Shell ramps up hunt for oil and gas after £360m loss on green energy

Shell’s renewable energy business lost $489m (£361m) last year after the majority of its green projects became loss-making.

The company said on Thursday it would refocus on oil and gas, as Wael Sawan, the chief executive, promised to reduce spending on poorly performing clean-energy projects.

Shell cut $5bn of costs last year, including by abandoning projects such as a biofuels refinery in Rotterdam and a string of wind farms across Britain and the US.

Mr Sawan said 2025 had been “a year of accelerated momentum” achieved by “better discipline”, meaning axing poorly performing projects. He said: “You see that reflected in tough choices like stopping construction of the biofuels plant in Rotterdam.”

The plant, designed to convert waste into jet fuel, was abandoned in mid 2024, but losses have continued into 2025. Losses at the refinery are now thought to exceed $1.4bn.
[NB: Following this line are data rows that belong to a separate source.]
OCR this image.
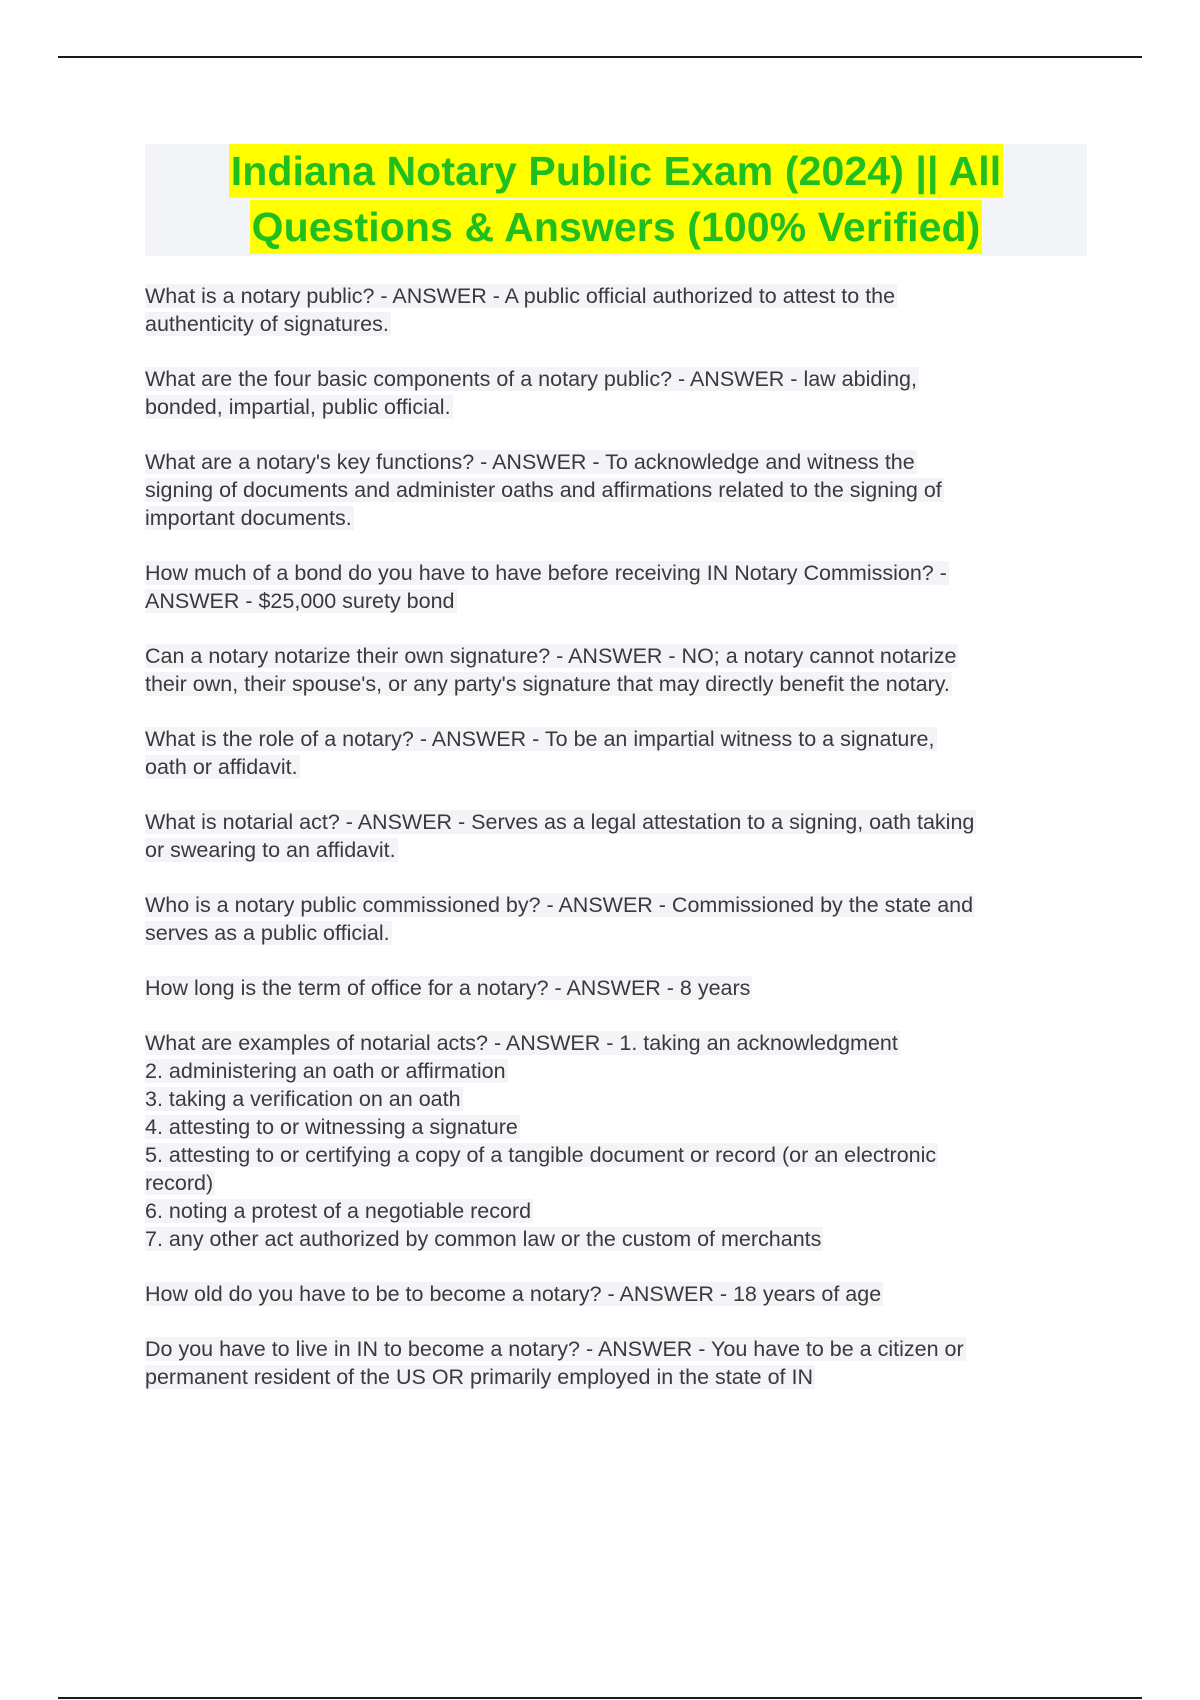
Indiana Notary Public Exam (2024) || All
Questions & Answers (100% Verified)
What is a notary public? - ANSWER - A public official authorized to attest to the
authenticity of signatures.
What are the four basic components of a notary public? - ANSWER - law abiding,
bonded, impartial, public official.
What are a notary's key functions? - ANSWER - To acknowledge and witness the
signing of documents and administer oaths and affirmations related to the signing of
important documents.
How much of a bond do you have to have before receiving IN Notary Commission? -
ANSWER - $25,000 surety bond
Can a notary notarize their own signature? - ANSWER - NO; a notary cannot notarize
their own, their spouse's, or any party's signature that may directly benefit the notary.
What is the role of a notary? - ANSWER - To be an impartial witness to a signature,
oath or affidavit.
What is notarial act? - ANSWER - Serves as a legal attestation to a signing, oath taking
or swearing to an affidavit.
Who is a notary public commissioned by? - ANSWER - Commissioned by the state and
serves as a public official.
How long is the term of office for a notary? - ANSWER - 8 years
What are examples of notarial acts? - ANSWER - 1. taking an acknowledgment
2. administering an oath or affirmation
3. taking a verification on an oath
4. attesting to or witnessing a signature
5. attesting to or certifying a copy of a tangible document or record (or an electronic
record)
6. noting a protest of a negotiable record
7. any other act authorized by common law or the custom of merchants
How old do you have to be to become a notary? - ANSWER - 18 years of age
Do you have to live in IN to become a notary? - ANSWER - You have to be a citizen or
permanent resident of the US OR primarily employed in the state of IN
Despite cutting costs, Shell posted its worst quarterly profit in almost five years as the falling price of oil weighed on its performance. Brent Crude fell from a high of more than $78 a barrel last summer to as little as $56 in December.

Shares dropped by as much as 2.6pc on Thursday after Shell posted adjusted net income of $3.2bn for the final three months of 2025, 11pc lower than a year earlier and lower than average analyst estimates of $3.5bn.

While oil and gas were a weak spot at the end of last year, Mr Sawan is betting on fossil fuels for the future. New production is planned in the Gulf of Mexico and Brazil, while exploration is planned off Angola and South Africa.

“We are committed to bringing new oil and gas projects online that at their peak will add more than one million barrels of oil equivalent per day by 2030,” he said.

Shell’s focus has shifted dramatically under Mr Sawan. Six years ago, his predecessor, Ben van Beurden, revealed plans to make the company a net-zero-emissions business by 2050.

The Powering Progress plan included an ambition to cut oil production by 1pc to 2pc a year until 2030 and to shift investment into low-carbon energy, such as wind farms.

Mr Sawan has reversed those production aims, pledging that Shell will instead boost oil production by around 1pc to 2pc annually, while cutting out unprofitable renewables.

Last year, Shell pulled out of the ScotWind floating turbine project in the North Sea off Scotland, quit the Atlantic Shores wind farm planned off the coast of New Jersey and diluted Shell’s stake in Savion, a US-based subsidiary focused on solar developments.

Shell said on Thursday that “most” of its renewable projects were loss-making in the fourth quarter of 2025.